If a text is agreed for the trade pact, currently in the last round of negotiations, Costa Rica could become the third Latin American country after Chile and Peru to reach such a deal with China.
The tiny Central American nation is seeking “immediate access” of its high quality beans to the Asian giant, Costa Rica’s chief negotiator, Fernando Ocampo said. China is Costa Rica’s second-largest trade partner after the United States.
Last week, the two countries concluded a fifth round of free trade talks, but will draw up norms on coffee, sugar and other agriculture products in a sixth and final round of negotiation in mid-February.
On Thursday, coffee industry leaders from around the world are gathering in the Costa Rican province of Guanacaste for the annual Sintercafe three-day coffee conference.
Coffee demand in traditionally tea-drinking China has risen in recent years as the country’s fast economic growth means a growing class of young, upwardly mobile consumers could be next to adopt coffee drinking habits.
“It’s such a big market that there are always opportunities for different kinds of coffee,” said Juan Carlos Vargas, general manager of Coopetarrazu, which groups 250 small producers in the lush Tarrazu region of western Costa Rica.
Vargas said the Chinese market is developing a taste for Costa Rica’s fine coffee, not just cheaper, lower-quality Vietnamese robusta or domestically-grown coffee.
“They are going to be interested in our coffee.

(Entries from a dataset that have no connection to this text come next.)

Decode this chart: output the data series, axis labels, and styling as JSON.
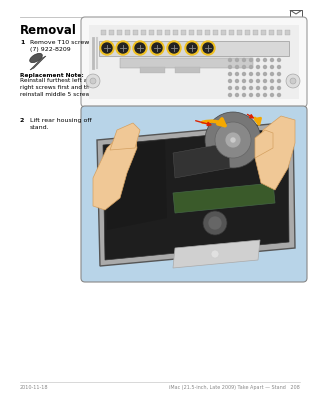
{
  "page_bg": "#ffffff",
  "header_line_color": "#bbbbbb",
  "footer_line_color": "#bbbbbb",
  "title": "Removal",
  "title_fontsize": 8.5,
  "step1_num": "1",
  "step1_text": "Remove T10 screws:\n(7) 922-8209",
  "step1_fontsize": 4.5,
  "replacement_note_label": "Replacement Note:",
  "replacement_note_text": "Reinstall furthest left and\nright screws first and then\nreinstall middle 5 screws.",
  "replacement_note_fontsize": 4.2,
  "step2_num": "2",
  "step2_text": "Lift rear housing off\nstand.",
  "step2_fontsize": 4.5,
  "footer_left": "2010-11-18",
  "footer_right": "iMac (21.5-inch, Late 2009) Take Apart — Stand   208",
  "footer_fontsize": 3.5,
  "box1_facecolor": "#f8f8f8",
  "box1_border": "#999999",
  "box2_facecolor": "#b8d4e8",
  "box2_border": "#888888",
  "screw_highlight": "#f0c020",
  "screw_dark": "#222222",
  "arrow_orange": "#f5a800",
  "arrow_red": "#dd2200",
  "diagram_line": "#aaaaaa",
  "diagram_bg": "#f0f0f0",
  "connector_bg": "#e0e0e0",
  "tooth_color": "#cccccc",
  "imac_silver": "#c8c8c8",
  "imac_dark": "#1e1e1e",
  "imac_inner": "#282828",
  "hand_skin": "#f0c896",
  "hand_edge": "#d4a060",
  "hand_shadow": "#e0b070",
  "board_green": "#3a5a2a",
  "fan_gray": "#888888",
  "chin_silver": "#d0d0d0"
}
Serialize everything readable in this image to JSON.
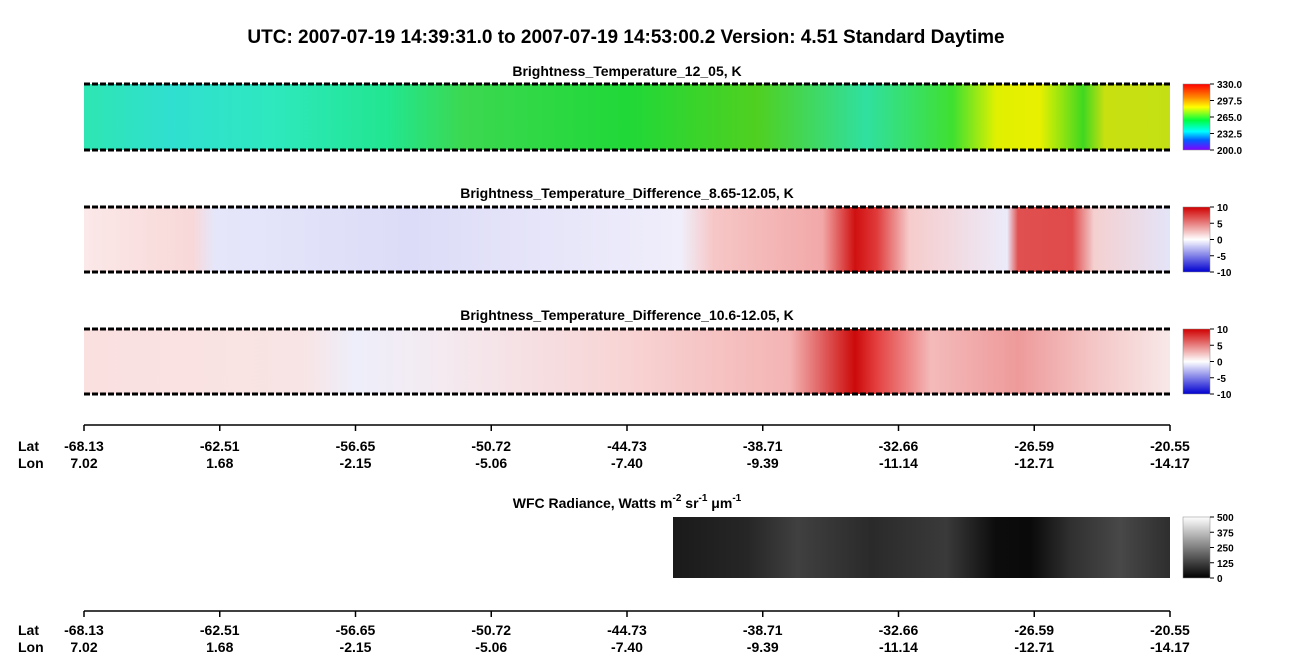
{
  "title": "UTC:  2007-07-19   14:39:31.0  to  2007-07-19   14:53:00.2    Version: 4.51  Standard Daytime",
  "panels": [
    {
      "title": "Brightness_Temperature_12_05, K",
      "colorbar": [
        {
          "value": 330,
          "label": "330.0"
        },
        297.5,
        {
          "value": 265,
          "label": "265.0"
        },
        232.5,
        {
          "value": 200,
          "label": "200.0"
        }
      ]
    },
    {
      "title": "Brightness_Temperature_Difference_8.65-12.05, K",
      "colorbar": [
        10,
        5,
        0,
        -5,
        -10
      ]
    },
    {
      "title": "Brightness_Temperature_Difference_10.6-12.05, K",
      "colorbar": [
        10,
        5,
        0,
        -5,
        -10
      ]
    },
    {
      "title": [
        "WFC Radiance, Watts m",
        "-2",
        " sr",
        "-1",
        " μm",
        "-1"
      ],
      "colorbar": [
        500,
        375,
        250,
        125,
        0
      ]
    }
  ],
  "axis": {
    "lat_label": "Lat",
    "lon_label": "Lon",
    "lat": [
      -68.13,
      -62.51,
      -56.65,
      -50.72,
      -44.73,
      -38.71,
      -32.66,
      -26.59,
      -20.55
    ],
    "lon": [
      7.02,
      1.68,
      -2.15,
      -5.06,
      {
        "value": -7.4,
        "label": "-7.40"
      },
      -9.39,
      -11.14,
      -12.71,
      -14.17
    ]
  }
}
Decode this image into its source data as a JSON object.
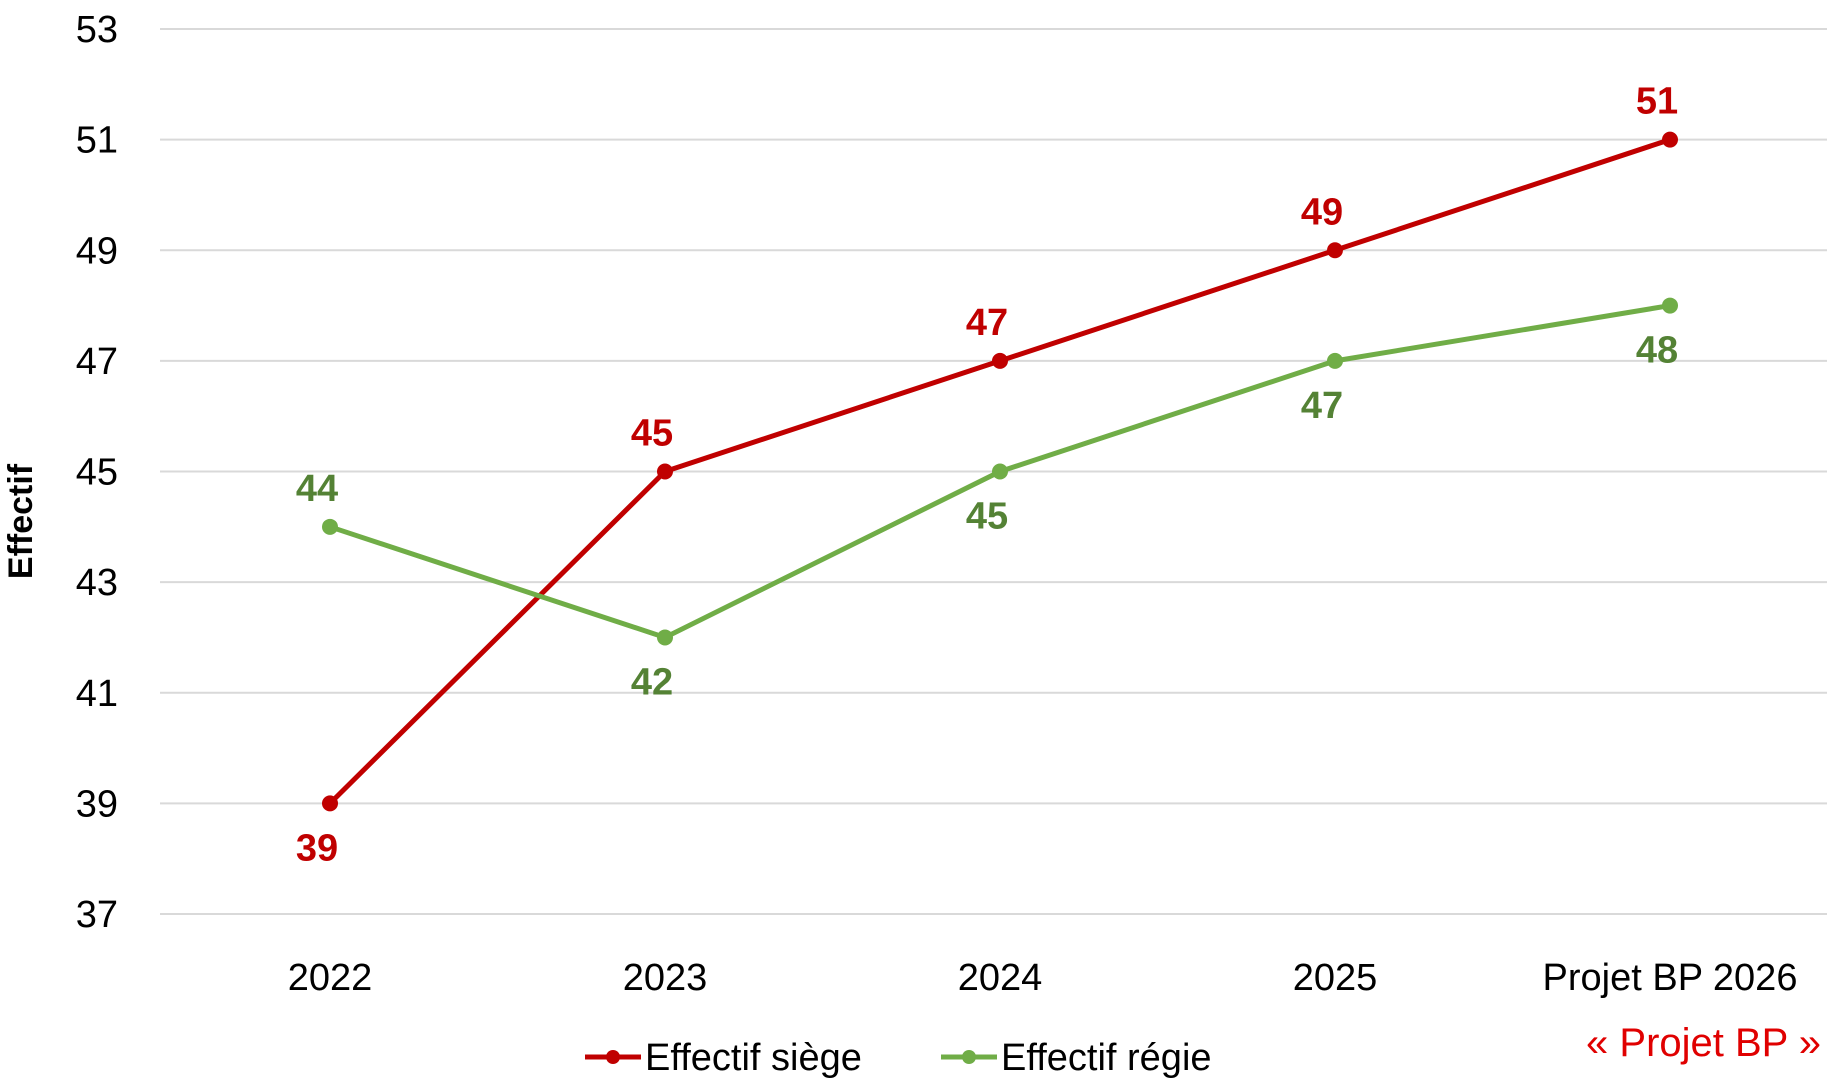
{
  "chart_data": {
    "type": "line",
    "categories": [
      "2022",
      "2023",
      "2024",
      "2025",
      "Projet BP 2026"
    ],
    "series": [
      {
        "name": "Effectif siège",
        "values": [
          39,
          45,
          47,
          49,
          51
        ],
        "color": "#c00000",
        "label_color": "#c00000"
      },
      {
        "name": "Effectif régie",
        "values": [
          44,
          42,
          45,
          47,
          48
        ],
        "color": "#70ad47",
        "label_color": "#548235"
      }
    ],
    "title": "",
    "xlabel": "",
    "ylabel": "Effectif",
    "ylim": [
      37,
      53
    ],
    "yticks": [
      37,
      39,
      41,
      43,
      45,
      47,
      49,
      51,
      53
    ],
    "grid": true,
    "legend_position": "bottom",
    "annotation": "« Projet BP »",
    "annotation_color": "#e00000"
  }
}
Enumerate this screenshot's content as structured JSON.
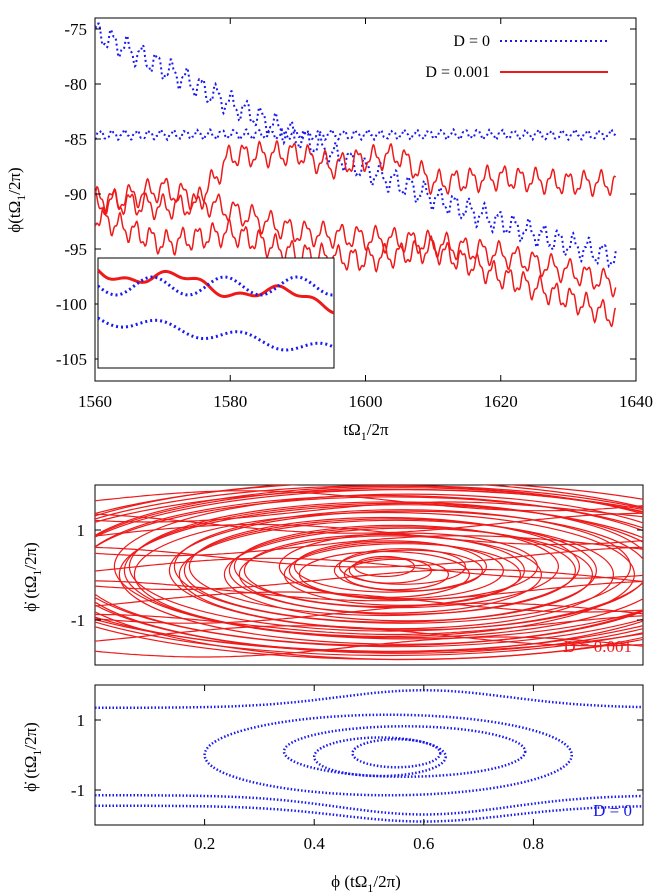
{
  "figure": {
    "top_panel": {
      "xlabel": "tΩ1/2π",
      "ylabel": "ϕ(tΩ1/2π)",
      "xticks": [
        "1560",
        "1580",
        "1600",
        "1620",
        "1640"
      ],
      "yticks": [
        "-75",
        "-80",
        "-85",
        "-90",
        "-95",
        "-100",
        "-105"
      ],
      "legend": [
        {
          "label": "D = 0",
          "color": "#1a1aee",
          "style": "dotted"
        },
        {
          "label": "D = 0.001",
          "color": "#ee1a1a",
          "style": "solid"
        }
      ]
    },
    "middle_panel": {
      "ylabel": "ϕ̇ (tΩ1/2π)",
      "yticks": [
        "1",
        "-1"
      ],
      "tag": "D = 0.001"
    },
    "bottom_panel": {
      "ylabel": "ϕ̇ (tΩ1/2π)",
      "yticks": [
        "1",
        "-1"
      ],
      "xticks": [
        "0.2",
        "0.4",
        "0.6",
        "0.8"
      ],
      "xlabel": "ϕ (tΩ1/2π)",
      "tag": "D = 0"
    }
  },
  "chart_data": [
    {
      "type": "line",
      "xlabel": "tΩ1/2π",
      "ylabel": "ϕ(tΩ1/2π)",
      "xlim": [
        1560,
        1640
      ],
      "ylim": [
        -107,
        -74
      ],
      "grid": false,
      "legend_position": "top-right",
      "inset": true,
      "series": [
        {
          "name": "D = 0",
          "style": "dotted",
          "color": "#1a1aee",
          "x": [
            1560,
            1570,
            1580,
            1590,
            1600,
            1610,
            1620,
            1630,
            1637
          ],
          "y": [
            -75.3,
            -78.5,
            -81.8,
            -84.8,
            -87.8,
            -90.3,
            -92.6,
            -94.6,
            -95.8
          ]
        },
        {
          "name": "D = 0",
          "style": "dotted",
          "color": "#1a1aee",
          "x": [
            1560,
            1637
          ],
          "y": [
            -84.6,
            -84.6
          ]
        },
        {
          "name": "D = 0.001",
          "style": "solid",
          "color": "#ee1a1a",
          "x": [
            1560,
            1570,
            1575,
            1580,
            1590,
            1595,
            1600,
            1605,
            1610,
            1620,
            1630,
            1637
          ],
          "y": [
            -90.5,
            -91.2,
            -91.0,
            -86.5,
            -86.3,
            -87.5,
            -86.8,
            -86.5,
            -89.0,
            -88.5,
            -89.0,
            -89.0
          ]
        },
        {
          "name": "D = 0.001",
          "style": "solid",
          "color": "#ee1a1a",
          "x": [
            1560,
            1570,
            1580,
            1590,
            1600,
            1610,
            1620,
            1630,
            1637
          ],
          "y": [
            -91.0,
            -89.5,
            -91.5,
            -93.5,
            -94.0,
            -94.5,
            -95.5,
            -97.0,
            -98.2
          ]
        },
        {
          "name": "D = 0.001",
          "style": "solid",
          "color": "#ee1a1a",
          "x": [
            1560,
            1570,
            1580,
            1590,
            1600,
            1610,
            1620,
            1630,
            1637
          ],
          "y": [
            -92.0,
            -94.5,
            -93.5,
            -95.5,
            -96.0,
            -95.0,
            -97.5,
            -99.5,
            -101.2
          ]
        }
      ]
    },
    {
      "type": "line",
      "ylabel": "ϕ̇ (tΩ1/2π)",
      "xlim": [
        0,
        1
      ],
      "ylim": [
        -2,
        2
      ],
      "grid": false,
      "annotation": "D = 0.001",
      "series": [
        {
          "name": "D = 0.001",
          "color": "#ee1a1a",
          "style": "solid",
          "x": [
            0.0,
            1.0
          ],
          "y": [
            1.6,
            -1.6
          ]
        }
      ]
    },
    {
      "type": "scatter",
      "xlabel": "ϕ (tΩ1/2π)",
      "ylabel": "ϕ̇ (tΩ1/2π)",
      "xlim": [
        0,
        1
      ],
      "ylim": [
        -2,
        2
      ],
      "grid": false,
      "annotation": "D = 0",
      "series": [
        {
          "name": "D = 0",
          "color": "#1a1aee",
          "style": "dotted",
          "x": [
            0.2,
            0.87
          ],
          "y": [
            1.3,
            -1.1
          ]
        }
      ]
    }
  ]
}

In fact, Starbucks is already there,” he said.
Starbucks Corp (SBUX.O), a top buyer of Costa Rican coffee, has nearly 700 cafes in China now and sees the potential for thousands of new stores. China has seen double-digit growth in coffee sales in the past couple of years.
Costa Rica ended a 60-year diplomatic ties with Taiwan and forged relations with mainland China in 2007.
China shuns commercial relationships with governments like Guatemala — Central America’s No. 1 coffee producer — that recognize Taiwan as a country.
But an untapped market of China’s size is not enough to win the immediate support of all farmers, who have called on the government to protect the high-quality reputation of Costa Rican coffee with a certification clause in the trade pact.
Ronald Peters, executive director of the government-funded Costa Rica Coffee Institute, said local farmers worry Chinese importers could mix their specialty beans in blends and pass it off as Costa Rican, diluting the brand.
“We have a clear position in terms of demanding a strict origin norm to inform (buyers) that the Costa Rican coffee was produced in Costa Rica,” Peters said.